Il 23 marzo 2012, i musulmani della regione della Normandia (Nord-ovest di Parigi) avevano reso un ultimo omaggio, in una moschea vicino a Rouen, città natale del defunto, alla sua memoria.
Una cerimonia militare si è poi svolta il 24 marzo nel tardo pomeriggio all'aeroporto di Orly, nella regione parigina, prima del trasferimento in Marocco della salma del maresciallo capo Imad Ibn Ziaten.
A M’diq, città del nord del Marocco, diverse migliaia di persone hanno seguito, il 25 marzo 2012, il feretro di Imad Ibn Ziaten, portato da militari francesi e marocchini.
Erano presenti, lato francese, il segretario di Stato francese alla Difesa incaricato degli Ex combattenti, Marc Laffineur, così come una decina di ufficiali francesi, ma anche il segretario nazionale alla cooperazione, alla francofonia e ai diritti umani del Partito Socialista, Monsieur Pouria Amirshahi, rappresentante di François Hollande, candidato socialista alle presidenziali francesi.
Lato marocchino, hanno assistito a questi funerali, Monsieur Omar Azziman, Consigliere del Re, il Ministro dell'Interno, Mohand Laenser, il Ministro degli Habous e degli Affari Islamici, Ahmed Taoufiq, il Ministro delegato presso il Primo Ministro incaricato dell'Amministrazione della Difesa Nazionale, Abdellatif Loudiyi, l'Ispettore della Fanteria, il Generale Nejjar e Mohamed Kettani, incaricato di missione presso il Gabinetto Reale.
Nel corso di una cerimonia è stata data lettura del messaggio di condoglianze indirizzato dal sovrano marocchino alla famiglia del defunto Imad e consegnato dal suo consigliere al padre e alla madre del soldato martire.
Da notare che questi ultimi hanno tenuto a salutare questo gesto che testimonia la sollecitudine reale con la quale il Sovrano ha sempre circondato i marocchini, che sia all'interno o all'esterno del paese.
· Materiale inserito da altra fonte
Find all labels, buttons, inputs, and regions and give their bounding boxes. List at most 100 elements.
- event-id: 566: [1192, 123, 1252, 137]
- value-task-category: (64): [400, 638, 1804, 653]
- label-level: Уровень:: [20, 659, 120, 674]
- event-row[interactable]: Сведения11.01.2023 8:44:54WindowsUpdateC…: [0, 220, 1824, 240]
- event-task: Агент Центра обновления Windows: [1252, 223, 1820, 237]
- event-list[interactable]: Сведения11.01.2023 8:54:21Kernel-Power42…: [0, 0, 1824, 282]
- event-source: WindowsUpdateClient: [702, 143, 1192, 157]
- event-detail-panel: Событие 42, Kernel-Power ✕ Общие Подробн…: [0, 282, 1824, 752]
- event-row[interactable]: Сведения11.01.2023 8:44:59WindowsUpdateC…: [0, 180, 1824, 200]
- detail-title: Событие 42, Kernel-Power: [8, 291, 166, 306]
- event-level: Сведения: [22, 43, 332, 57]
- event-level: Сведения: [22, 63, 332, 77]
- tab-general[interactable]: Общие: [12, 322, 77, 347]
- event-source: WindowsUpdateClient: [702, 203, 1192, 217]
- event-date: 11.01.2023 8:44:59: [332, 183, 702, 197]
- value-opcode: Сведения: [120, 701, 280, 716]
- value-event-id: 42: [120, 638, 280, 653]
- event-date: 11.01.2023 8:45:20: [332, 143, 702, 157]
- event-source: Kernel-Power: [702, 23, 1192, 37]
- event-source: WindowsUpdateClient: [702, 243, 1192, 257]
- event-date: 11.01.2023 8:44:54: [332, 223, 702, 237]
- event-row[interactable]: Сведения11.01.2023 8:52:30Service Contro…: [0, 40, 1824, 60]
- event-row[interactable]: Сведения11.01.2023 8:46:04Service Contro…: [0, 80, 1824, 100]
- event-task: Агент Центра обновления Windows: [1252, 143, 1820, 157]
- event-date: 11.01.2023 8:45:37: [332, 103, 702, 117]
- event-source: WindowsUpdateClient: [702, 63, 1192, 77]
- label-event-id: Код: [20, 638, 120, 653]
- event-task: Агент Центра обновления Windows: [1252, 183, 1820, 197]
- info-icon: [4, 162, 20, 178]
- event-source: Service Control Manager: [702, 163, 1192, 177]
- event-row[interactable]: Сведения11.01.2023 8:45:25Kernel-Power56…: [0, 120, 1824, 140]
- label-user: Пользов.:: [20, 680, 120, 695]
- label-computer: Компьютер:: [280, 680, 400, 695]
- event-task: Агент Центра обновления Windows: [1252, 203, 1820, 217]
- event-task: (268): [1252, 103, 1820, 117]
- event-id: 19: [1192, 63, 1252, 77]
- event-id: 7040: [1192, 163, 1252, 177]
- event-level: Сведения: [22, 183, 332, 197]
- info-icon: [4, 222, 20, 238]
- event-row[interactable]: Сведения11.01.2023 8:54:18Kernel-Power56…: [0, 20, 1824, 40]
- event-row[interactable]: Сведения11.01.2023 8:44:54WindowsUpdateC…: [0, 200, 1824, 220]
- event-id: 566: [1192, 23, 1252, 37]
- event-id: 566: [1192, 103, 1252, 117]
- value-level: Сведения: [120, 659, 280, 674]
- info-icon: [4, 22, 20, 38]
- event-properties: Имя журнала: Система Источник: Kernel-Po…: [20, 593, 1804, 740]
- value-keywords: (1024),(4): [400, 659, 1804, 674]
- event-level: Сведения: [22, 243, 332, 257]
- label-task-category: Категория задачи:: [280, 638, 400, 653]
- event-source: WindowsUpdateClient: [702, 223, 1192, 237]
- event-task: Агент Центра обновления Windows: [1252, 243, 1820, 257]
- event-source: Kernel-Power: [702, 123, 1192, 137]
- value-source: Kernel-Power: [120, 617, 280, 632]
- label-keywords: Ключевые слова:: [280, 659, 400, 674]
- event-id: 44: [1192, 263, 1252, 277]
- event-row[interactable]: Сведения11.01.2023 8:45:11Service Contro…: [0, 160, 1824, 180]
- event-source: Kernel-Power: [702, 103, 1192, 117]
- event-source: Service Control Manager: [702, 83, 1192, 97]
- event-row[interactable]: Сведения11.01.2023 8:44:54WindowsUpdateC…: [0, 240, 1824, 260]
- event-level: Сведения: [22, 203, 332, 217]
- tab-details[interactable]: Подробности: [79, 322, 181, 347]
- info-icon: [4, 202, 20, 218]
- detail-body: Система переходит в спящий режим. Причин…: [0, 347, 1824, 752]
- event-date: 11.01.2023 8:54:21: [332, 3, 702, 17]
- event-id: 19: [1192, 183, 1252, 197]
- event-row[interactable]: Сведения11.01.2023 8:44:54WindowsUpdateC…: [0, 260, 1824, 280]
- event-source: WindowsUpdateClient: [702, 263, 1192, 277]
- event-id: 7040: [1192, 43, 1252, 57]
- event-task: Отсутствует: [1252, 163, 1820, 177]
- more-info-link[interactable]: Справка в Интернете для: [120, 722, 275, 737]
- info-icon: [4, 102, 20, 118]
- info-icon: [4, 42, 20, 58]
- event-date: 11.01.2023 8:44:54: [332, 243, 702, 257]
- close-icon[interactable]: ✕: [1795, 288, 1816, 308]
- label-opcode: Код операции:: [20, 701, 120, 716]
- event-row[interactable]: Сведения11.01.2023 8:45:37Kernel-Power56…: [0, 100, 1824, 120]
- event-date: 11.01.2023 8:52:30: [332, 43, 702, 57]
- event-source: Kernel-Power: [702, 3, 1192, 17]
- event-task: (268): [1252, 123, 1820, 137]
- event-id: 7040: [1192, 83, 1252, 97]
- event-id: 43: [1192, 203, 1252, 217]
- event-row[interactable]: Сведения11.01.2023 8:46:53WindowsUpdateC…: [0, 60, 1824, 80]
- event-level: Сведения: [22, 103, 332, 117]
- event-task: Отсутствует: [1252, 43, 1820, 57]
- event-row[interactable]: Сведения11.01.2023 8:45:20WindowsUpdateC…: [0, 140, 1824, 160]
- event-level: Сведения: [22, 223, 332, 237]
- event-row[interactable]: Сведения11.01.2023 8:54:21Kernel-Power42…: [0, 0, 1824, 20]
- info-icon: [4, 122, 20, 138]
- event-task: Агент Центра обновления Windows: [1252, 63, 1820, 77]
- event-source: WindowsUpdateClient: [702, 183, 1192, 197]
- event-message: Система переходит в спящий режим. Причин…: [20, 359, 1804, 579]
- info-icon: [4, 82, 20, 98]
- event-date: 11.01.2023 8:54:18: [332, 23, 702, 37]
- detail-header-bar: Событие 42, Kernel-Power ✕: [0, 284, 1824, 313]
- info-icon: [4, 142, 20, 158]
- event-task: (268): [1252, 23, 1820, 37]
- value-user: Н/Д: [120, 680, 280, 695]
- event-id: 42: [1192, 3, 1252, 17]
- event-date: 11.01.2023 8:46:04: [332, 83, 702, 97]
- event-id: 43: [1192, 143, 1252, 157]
Hanno così espresso i loro ringraziamenti più sinceri e i loro sentimenti di gratitudine e di riconoscimento al Re.
Da parte sua, la delegazione ufficiale francese ha consegnato alla famiglia di Imad Ben Ziaten il basco rosso e le medaglie che testimoniano il suo percorso brillante ed eccezionale all'interno del reggimento dei paracadutisti francesi di Tolosa.
Fatto notevole, è estremamente raro che due eserciti rendano omaggio a una vittima. Ma il defunto era di origine marocchina. Ora, il Marocco non dimentica mai i suoi figli, anche se hanno acquisito un'altra nazionalità e servono un altro paese. Un marocchino rimarrà per sempre un marocchino e non può essere privato della sua nazionalità primaria.
È per questo che il sovrano marocchino, nella sua qualità di Capo Supremo e Capo di Stato Maggiore Generale delle Forze Armate Reali, ha dato il suo accordo affinché i colleghi militari del defunto fossero presenti in tenuta militare durante i funerali.
Questo gesto reale è stato salutato da tutti i marocchini all'estero, dal popolo marocchino, dai colleghi militari francesi del defunto ma anche dalla classe politica francese e marocchina così come dalla stampa nazionale e internazionale.
La prova è stata dunque data ancora una volta che il Re del Marocco è vicino al suo popolo che lo ama e lo sostiene in tutte le sue iniziative per la grandezza del Marocco.